Supplemental Figure S7.

A: TaqMan RT-PCR with RNA isolated from primary cultures of wild-type (WT) and mutant (mut)/+ medullary tubule epithelial cells and F4/80 mononuclear phagocytes isolated from WT and mut/+ kidneys. Results displayed as relative quantification (RQ) versus WT samples. B: Western blot analysis of uromodulin expression in tubule epithelial cell cultures at time of RNA isolation of PCR. GAPDH, glyceraldehyde-3-phosphate dehydrogenase. TG, transgenic or mutant genotype.

Supplemental Figure S8.

Terminal deoxynucleotidyl transferase-mediated dUTP nick-end labeling (TUNEL) staining for apoptotic cells in kidney inner cortex of wild-type (WT; A) and mutant (mut)/+ (B) kidneys 1 day (D1) following ischemia-reperfusion (IR) injury and corresponding cell counts (H). Anti-Ly6G immunofluorescence staining for neutrophils in WT and mut/+ kidneys at low magnification (B and C) and at higher magnification (D and E) with double labeling for uromodulin (green) and Ly6G (red; F) and corresponding cell counts (G). Arrows indicate LY6G-positive neutrophils. ∗∗∗P < 0.001, ∗∗∗∗P < 0.0001. Scale bars: 30 μm (A–D); 25 μm (E and F).

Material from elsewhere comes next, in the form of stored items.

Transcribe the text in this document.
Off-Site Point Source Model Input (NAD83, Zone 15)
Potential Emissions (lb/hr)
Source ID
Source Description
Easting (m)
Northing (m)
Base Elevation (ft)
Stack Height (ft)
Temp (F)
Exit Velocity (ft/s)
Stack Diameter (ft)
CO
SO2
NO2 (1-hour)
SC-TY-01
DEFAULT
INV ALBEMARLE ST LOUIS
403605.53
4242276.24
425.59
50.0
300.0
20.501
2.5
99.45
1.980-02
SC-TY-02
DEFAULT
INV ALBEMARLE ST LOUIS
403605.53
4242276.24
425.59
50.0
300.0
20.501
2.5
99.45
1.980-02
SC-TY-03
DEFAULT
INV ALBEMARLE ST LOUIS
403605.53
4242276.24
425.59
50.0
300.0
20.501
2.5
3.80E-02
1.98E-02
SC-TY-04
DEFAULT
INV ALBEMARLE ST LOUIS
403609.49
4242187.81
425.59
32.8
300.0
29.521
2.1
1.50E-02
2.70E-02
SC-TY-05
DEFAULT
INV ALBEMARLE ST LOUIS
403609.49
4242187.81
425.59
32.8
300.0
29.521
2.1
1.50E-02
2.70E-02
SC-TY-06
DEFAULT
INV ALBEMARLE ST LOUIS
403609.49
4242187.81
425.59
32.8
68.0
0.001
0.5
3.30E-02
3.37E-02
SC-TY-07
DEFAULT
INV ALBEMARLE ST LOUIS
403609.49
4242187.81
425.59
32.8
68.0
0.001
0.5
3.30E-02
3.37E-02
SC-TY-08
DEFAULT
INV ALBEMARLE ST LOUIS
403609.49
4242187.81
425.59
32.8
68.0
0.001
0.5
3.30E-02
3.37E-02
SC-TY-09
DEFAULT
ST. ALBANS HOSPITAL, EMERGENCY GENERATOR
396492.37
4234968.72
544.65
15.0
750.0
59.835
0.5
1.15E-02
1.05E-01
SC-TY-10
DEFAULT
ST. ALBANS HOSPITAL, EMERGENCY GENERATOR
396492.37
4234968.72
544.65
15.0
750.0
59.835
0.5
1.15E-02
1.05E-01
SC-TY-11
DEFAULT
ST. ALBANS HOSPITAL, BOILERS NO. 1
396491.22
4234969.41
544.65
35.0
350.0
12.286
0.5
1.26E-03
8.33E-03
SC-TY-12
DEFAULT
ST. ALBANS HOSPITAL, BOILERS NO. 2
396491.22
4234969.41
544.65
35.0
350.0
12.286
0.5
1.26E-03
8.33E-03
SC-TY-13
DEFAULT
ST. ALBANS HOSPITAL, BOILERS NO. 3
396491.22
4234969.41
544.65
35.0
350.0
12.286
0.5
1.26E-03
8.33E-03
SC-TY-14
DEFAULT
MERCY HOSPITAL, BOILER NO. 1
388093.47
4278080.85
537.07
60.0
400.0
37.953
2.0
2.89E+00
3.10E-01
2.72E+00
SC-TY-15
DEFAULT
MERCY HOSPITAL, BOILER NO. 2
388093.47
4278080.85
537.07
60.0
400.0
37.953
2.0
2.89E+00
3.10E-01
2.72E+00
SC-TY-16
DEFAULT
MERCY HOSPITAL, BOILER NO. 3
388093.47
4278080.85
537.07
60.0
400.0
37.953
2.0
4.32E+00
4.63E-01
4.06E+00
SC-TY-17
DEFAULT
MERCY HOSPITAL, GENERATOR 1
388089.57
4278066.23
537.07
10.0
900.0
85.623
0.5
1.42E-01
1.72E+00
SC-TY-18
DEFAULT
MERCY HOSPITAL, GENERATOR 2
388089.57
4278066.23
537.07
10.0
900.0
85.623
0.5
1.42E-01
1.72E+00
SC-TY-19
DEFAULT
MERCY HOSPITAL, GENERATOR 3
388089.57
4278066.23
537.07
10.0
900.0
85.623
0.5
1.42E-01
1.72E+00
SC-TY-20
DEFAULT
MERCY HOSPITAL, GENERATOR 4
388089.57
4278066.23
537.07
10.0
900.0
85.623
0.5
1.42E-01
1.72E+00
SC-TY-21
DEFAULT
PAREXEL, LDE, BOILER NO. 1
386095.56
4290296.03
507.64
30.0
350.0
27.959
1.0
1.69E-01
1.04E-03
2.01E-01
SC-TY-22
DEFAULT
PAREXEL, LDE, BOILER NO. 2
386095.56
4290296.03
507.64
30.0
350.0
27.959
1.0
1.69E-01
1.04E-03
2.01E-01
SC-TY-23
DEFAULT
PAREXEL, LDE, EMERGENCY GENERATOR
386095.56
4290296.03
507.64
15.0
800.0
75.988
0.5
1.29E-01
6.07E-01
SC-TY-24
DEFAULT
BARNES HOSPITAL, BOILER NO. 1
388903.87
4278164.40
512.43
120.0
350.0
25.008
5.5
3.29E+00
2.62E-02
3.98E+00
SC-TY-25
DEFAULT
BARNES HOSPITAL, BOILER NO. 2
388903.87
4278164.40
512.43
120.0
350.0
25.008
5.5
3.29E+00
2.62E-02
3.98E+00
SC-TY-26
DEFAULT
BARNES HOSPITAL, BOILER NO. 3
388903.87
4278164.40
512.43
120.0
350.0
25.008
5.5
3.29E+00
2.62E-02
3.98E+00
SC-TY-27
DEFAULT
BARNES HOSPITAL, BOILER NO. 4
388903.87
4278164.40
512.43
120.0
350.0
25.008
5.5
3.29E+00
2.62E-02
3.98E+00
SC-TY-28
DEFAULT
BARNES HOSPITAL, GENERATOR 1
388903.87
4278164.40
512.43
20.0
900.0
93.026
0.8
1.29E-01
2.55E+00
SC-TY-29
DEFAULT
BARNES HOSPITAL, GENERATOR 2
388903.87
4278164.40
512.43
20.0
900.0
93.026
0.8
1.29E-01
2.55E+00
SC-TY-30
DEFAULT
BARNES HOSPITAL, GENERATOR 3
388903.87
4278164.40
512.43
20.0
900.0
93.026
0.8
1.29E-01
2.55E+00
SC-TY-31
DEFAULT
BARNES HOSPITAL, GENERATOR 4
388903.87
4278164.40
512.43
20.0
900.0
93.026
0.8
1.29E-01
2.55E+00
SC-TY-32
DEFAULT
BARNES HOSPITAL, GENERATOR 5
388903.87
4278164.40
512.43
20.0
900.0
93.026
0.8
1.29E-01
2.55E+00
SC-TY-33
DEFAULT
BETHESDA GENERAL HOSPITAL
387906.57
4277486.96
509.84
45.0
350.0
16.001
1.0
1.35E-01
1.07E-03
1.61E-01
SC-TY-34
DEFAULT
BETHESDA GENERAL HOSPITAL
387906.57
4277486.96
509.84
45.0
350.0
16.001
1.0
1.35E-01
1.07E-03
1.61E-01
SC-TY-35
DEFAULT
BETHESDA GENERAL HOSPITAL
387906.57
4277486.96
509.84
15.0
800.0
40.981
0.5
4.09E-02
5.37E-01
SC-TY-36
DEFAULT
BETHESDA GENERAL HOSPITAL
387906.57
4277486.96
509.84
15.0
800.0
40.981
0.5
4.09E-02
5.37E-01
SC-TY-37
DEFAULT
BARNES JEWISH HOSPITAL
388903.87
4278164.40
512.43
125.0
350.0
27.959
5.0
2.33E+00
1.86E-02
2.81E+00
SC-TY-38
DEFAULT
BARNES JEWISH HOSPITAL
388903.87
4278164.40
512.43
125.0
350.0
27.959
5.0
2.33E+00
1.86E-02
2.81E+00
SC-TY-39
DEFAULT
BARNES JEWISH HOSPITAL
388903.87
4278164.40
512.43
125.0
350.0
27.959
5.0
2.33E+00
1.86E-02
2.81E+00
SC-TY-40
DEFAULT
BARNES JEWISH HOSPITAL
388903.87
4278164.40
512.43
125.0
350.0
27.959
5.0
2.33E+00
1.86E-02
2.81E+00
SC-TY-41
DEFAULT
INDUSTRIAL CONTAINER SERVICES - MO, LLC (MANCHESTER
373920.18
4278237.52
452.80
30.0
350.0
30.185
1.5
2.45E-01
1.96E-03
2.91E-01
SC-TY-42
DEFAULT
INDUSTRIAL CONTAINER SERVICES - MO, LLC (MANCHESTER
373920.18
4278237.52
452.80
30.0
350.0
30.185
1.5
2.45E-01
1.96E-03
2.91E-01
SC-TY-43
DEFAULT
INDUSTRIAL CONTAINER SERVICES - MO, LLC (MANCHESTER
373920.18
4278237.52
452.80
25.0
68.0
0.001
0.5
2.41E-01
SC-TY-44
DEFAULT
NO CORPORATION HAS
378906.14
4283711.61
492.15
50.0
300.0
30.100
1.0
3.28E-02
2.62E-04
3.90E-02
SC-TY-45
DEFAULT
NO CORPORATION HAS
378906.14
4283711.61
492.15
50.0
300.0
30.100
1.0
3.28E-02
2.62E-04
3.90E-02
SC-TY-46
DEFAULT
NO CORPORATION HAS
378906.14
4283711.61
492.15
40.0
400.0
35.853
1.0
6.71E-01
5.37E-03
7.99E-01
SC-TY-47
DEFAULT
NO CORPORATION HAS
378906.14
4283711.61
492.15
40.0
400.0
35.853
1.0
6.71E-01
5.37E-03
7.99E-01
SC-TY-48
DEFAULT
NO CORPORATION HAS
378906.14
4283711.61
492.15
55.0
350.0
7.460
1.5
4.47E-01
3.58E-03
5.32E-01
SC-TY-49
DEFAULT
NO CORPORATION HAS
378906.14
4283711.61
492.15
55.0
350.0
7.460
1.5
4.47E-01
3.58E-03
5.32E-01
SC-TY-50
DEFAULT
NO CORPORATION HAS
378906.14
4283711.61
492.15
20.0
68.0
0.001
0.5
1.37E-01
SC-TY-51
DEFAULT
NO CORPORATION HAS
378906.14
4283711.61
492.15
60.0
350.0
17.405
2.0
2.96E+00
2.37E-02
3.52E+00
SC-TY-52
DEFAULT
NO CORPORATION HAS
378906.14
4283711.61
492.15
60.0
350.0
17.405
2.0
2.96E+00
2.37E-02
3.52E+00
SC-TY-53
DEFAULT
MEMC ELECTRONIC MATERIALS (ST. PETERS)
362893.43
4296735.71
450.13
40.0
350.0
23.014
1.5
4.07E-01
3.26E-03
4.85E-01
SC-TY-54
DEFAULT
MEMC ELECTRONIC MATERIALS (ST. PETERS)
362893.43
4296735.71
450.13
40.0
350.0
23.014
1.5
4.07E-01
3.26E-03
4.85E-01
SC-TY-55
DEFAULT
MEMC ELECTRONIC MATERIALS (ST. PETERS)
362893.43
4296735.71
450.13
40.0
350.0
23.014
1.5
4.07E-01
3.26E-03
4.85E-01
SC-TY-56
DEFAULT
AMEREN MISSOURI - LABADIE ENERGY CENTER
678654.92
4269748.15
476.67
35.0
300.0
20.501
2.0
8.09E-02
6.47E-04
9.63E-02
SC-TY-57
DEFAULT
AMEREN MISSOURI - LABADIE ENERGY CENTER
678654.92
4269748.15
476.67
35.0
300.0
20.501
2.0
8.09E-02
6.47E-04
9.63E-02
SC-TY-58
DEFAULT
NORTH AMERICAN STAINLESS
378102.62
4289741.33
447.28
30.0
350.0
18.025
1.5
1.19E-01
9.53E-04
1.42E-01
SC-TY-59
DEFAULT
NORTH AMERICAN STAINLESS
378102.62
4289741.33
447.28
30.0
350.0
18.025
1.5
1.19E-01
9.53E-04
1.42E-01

LPF, low-power field; pos, positive.

Supplemental Figure S9.

Plasma creatinine (Cr) levels (horizontal bars indicate means) from sham operated age-matched mice [control (con)] and sacrificed at 24 hours [ischemia-reperfusion (IR) D1] and 7 days (IR D7) following IR injury. n = 8 to 10 per group. ∗∗P < 0.01, ∗∗∗∗P < 0.0001, and ∗∗∗∗∗P < 0.00001. Mut, mutant; WT, wild type.

Supplemental Figure S10.

Ngal immunofluorescence in kidney section from wild type (WT) 24 hours following ischemia-reperfusion injury (IRI; A) and mutant (mut)/+ control mice (green, uromodulin; red, Ngal; B) and 4-HNE and uromodulin double labeling in kidney sections from WT day 7 following IRI [arrows, double-positive (yellow) tubules; C] and mut/+ control (D) mice. Scale bars: 40 μm (A and B); 80 μm (C and D).